“I would prefer as a viewer to watch the mistakes. I am my own blooper reel, as it happens.” ~Craig Ferguson
I came from a household of “pride,” too much of it, and unfortunately it cost me a loving and united relationship with my parents and older siblings. However, I have chosen to look at the deeply dysfunctional events as positive tools rather than negatives. And one example that I’ve tried to unravel and change within my own family circle is our pride. Admitting when we fail is HUGE and it supports many healthy traits for our children to follow in error. ~C. L. Baker-Smith
“All parents want to see their kids succeed, but it’s just as important to teach your children how to fail. Failing can be reframed as trying, practicing, and putting in effort — and it’s nothing to be ashamed of. After all, it’s unrealistic to be good at everything on your first pass. Kids who can’t tolerate failure are vulnerable to anxiety and it can lead to bigger problems when they do inevitably fail.”
Coming from an extremely prideful family made ‘my’ mistakes all the more unbearably shameful. Because my parents never talked about their faults, and ‘if’ there was an infraction on their part, the words, “Im sorry,” would be followed with a “but you…”, which to me, meant what I did caused them to do what they did. And this is a false belief, because we must be held accountable for our OWN actions. Everyone has a choice, whether we want to admit it is another one. ~C. L. Baker-Smith
“There is so much pressure on kids today to be the best that it’s important parents let their children know that failing will happen sometimes and that it is totally okay. In fact, it’s brave to try something new, knowing that it might not work out.”

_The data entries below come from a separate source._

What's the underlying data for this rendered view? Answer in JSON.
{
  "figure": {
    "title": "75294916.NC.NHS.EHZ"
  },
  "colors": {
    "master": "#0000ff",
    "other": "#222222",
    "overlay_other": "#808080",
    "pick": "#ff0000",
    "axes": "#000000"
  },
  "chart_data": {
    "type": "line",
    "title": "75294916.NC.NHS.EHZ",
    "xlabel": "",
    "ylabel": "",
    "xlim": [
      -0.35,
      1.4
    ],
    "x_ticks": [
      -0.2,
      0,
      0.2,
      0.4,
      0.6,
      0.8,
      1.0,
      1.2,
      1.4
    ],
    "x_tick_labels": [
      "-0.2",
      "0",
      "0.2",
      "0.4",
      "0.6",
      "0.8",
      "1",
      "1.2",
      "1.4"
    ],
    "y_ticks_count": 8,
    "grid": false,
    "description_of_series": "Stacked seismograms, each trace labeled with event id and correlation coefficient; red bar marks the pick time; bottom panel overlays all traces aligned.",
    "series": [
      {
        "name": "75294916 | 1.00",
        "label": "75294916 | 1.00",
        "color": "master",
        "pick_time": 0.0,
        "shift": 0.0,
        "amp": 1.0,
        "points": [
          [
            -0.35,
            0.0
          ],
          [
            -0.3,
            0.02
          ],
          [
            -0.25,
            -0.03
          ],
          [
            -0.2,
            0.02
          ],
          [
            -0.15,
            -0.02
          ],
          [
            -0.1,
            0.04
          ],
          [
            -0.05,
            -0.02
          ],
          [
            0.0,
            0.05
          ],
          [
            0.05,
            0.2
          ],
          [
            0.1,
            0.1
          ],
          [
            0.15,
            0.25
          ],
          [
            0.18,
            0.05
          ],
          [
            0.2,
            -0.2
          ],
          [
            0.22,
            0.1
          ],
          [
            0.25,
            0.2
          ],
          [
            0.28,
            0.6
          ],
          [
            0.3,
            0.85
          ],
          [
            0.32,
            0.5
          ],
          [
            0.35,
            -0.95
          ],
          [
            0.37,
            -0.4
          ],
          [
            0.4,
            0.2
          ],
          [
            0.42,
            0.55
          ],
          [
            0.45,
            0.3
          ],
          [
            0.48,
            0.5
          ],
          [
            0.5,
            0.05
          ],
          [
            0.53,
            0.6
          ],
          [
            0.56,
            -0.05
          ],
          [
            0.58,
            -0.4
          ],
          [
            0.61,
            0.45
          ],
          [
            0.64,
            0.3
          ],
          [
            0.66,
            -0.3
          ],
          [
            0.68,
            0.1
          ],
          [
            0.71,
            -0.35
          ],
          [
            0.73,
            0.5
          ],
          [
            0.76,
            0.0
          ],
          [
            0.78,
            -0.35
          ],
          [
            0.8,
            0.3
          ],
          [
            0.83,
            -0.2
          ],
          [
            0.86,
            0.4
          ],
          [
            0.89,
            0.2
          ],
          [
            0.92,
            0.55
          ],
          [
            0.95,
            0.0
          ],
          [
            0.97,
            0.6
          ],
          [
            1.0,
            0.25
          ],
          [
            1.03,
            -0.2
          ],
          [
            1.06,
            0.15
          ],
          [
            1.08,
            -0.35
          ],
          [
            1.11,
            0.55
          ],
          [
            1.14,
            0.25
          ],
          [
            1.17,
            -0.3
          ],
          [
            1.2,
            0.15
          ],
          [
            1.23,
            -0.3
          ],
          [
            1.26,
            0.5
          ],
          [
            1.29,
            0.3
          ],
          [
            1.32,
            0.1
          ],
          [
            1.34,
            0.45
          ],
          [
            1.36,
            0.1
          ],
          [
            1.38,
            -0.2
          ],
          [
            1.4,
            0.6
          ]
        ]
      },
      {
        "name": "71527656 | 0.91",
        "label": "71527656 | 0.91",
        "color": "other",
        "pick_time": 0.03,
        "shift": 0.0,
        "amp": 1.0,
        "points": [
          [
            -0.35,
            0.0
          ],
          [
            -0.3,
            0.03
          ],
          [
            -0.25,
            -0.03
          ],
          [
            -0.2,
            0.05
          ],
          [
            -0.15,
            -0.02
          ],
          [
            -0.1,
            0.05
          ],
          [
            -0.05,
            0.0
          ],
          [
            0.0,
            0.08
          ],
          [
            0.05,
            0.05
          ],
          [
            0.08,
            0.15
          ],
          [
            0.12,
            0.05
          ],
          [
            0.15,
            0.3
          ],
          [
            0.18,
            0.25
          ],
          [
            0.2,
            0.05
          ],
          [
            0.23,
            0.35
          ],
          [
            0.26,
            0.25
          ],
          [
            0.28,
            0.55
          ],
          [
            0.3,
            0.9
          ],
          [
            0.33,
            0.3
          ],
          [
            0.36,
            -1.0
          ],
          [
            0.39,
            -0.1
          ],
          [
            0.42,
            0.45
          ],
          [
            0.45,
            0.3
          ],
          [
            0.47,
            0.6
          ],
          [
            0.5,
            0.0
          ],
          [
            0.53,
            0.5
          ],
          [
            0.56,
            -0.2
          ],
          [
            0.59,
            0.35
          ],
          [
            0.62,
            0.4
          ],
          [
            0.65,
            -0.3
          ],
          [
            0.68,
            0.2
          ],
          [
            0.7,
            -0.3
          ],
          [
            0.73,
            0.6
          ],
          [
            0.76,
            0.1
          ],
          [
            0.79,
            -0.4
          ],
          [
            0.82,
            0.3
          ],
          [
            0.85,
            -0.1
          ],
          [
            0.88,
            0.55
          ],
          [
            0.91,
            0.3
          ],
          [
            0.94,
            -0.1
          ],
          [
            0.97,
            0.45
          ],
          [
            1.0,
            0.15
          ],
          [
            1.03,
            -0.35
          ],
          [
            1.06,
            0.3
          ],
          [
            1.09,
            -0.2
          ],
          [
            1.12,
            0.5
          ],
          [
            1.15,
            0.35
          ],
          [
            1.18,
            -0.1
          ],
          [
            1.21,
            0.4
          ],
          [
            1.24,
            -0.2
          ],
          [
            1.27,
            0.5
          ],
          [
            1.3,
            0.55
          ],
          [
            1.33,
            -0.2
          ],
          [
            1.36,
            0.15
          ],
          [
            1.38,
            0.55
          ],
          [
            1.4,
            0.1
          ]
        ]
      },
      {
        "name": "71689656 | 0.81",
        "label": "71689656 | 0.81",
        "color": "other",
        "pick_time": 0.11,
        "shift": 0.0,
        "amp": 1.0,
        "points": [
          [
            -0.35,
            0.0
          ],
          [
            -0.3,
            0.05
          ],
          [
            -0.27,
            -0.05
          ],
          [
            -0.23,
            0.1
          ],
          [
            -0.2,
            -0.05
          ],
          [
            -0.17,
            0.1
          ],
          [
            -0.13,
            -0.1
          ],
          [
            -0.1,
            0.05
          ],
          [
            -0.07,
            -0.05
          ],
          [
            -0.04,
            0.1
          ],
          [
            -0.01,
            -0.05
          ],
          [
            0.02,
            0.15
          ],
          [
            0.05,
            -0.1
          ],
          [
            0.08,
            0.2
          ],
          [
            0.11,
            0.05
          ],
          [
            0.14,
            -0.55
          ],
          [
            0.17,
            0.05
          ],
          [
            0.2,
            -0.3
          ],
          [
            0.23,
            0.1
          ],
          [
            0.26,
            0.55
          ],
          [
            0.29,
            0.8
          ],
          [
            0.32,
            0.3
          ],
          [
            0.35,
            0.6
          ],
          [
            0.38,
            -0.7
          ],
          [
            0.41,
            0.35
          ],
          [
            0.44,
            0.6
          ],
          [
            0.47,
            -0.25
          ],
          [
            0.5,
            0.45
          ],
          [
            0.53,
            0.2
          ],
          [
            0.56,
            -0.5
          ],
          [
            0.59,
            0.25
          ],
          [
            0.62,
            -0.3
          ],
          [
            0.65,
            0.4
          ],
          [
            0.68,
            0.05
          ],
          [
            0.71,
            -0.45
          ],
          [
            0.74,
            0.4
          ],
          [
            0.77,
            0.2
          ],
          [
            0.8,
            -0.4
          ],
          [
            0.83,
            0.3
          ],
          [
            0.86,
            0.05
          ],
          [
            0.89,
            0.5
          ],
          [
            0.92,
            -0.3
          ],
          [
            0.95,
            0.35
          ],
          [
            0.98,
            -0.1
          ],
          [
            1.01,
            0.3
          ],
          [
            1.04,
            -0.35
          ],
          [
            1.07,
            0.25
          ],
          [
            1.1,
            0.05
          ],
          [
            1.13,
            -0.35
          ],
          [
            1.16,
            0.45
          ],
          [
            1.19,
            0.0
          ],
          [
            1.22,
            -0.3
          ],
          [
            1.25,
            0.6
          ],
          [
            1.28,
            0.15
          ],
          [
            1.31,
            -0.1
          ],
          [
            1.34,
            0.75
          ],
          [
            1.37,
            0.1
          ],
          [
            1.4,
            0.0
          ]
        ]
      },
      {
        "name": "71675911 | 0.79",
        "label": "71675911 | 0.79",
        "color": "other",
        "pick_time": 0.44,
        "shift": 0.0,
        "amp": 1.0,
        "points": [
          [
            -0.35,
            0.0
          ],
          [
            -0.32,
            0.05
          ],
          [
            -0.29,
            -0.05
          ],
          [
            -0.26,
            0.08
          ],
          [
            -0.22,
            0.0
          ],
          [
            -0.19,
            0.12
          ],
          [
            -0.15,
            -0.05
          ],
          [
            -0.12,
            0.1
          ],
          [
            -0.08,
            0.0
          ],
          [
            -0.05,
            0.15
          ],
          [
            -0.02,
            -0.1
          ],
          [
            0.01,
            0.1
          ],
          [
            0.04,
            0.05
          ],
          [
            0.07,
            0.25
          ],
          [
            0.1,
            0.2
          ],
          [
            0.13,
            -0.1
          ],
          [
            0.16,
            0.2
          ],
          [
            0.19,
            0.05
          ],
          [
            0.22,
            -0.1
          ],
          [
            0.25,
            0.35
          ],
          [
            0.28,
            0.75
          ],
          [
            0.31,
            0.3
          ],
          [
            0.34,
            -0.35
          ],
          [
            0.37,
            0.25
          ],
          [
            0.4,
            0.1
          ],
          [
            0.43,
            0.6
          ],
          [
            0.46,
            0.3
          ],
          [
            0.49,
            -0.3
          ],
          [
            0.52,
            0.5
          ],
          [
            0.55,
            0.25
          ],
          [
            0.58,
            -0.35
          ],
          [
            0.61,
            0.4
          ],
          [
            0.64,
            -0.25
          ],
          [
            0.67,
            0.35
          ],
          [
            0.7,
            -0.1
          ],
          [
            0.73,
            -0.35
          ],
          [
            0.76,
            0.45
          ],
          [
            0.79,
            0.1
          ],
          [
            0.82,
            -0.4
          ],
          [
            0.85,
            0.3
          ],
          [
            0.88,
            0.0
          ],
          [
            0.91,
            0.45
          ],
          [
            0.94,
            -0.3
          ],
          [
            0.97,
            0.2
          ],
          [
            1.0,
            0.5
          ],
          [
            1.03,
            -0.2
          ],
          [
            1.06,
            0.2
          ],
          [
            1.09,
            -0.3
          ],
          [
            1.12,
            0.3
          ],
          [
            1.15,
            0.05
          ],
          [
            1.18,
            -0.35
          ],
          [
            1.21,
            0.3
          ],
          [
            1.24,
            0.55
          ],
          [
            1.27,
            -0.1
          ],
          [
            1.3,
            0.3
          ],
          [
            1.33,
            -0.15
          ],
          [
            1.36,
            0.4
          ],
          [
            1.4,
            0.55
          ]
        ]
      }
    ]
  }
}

Guidelines that Foster Positive Youth Development
- Acknowledge that you don’t expect them to be perfect.
- Let them know your love is unconditional, regardless of their mistakes or lapses in judgment.
- Don’t rescue children from their mistakes. Instead, focus on the solution.
- Provide examples of your own mistakes, the consequences, and how you learned from them.
- Encourage them to take responsibility for their mistakes and not blame others.
- Avoid pointing out their past mistakes. Instead, focus on the one at hand.
- Praise them for their ability to admit their mistakes.
- Praise them for their efforts and courage to overcome setbacks.
- Mentor them on how to apologize when their mistakes have hurt others.
- Help them look at the good side of getting things wrong!
Here are a few more tips for helping children develop resilience:
- When you see that your child is struggling or having a hard time, empathize with him. Be sure not to brush off his feelings. Try using language like “I know you’re really disappointed and that you wanted to do better.”
- Explain to your child that everyone fails and offer a story about a time when you yourself failed. You can model for your child how to handle frustration and disappointment. Remember, kids are always watching and taking cues from parents.
- Look at failure as a chance to teach your child a lesson about resiliency. Talk through what went wrong and use problem solving skills to come up with a plan for what to do next time.
- If at first you don’t succeed, try again. Remind your child that they can try again and use this failure as a learning experience.
Perhaps the most important thing is to step back and let your child stumble. We all want to protect our kids, but it’s important to allow them to fail rather than swooping in and fixing the problem. Failure teaches kids the skills they need—like resiliency—to be successful adults.
“Adults understand that making mistakes is part of life. What’s important is how we learn from them.”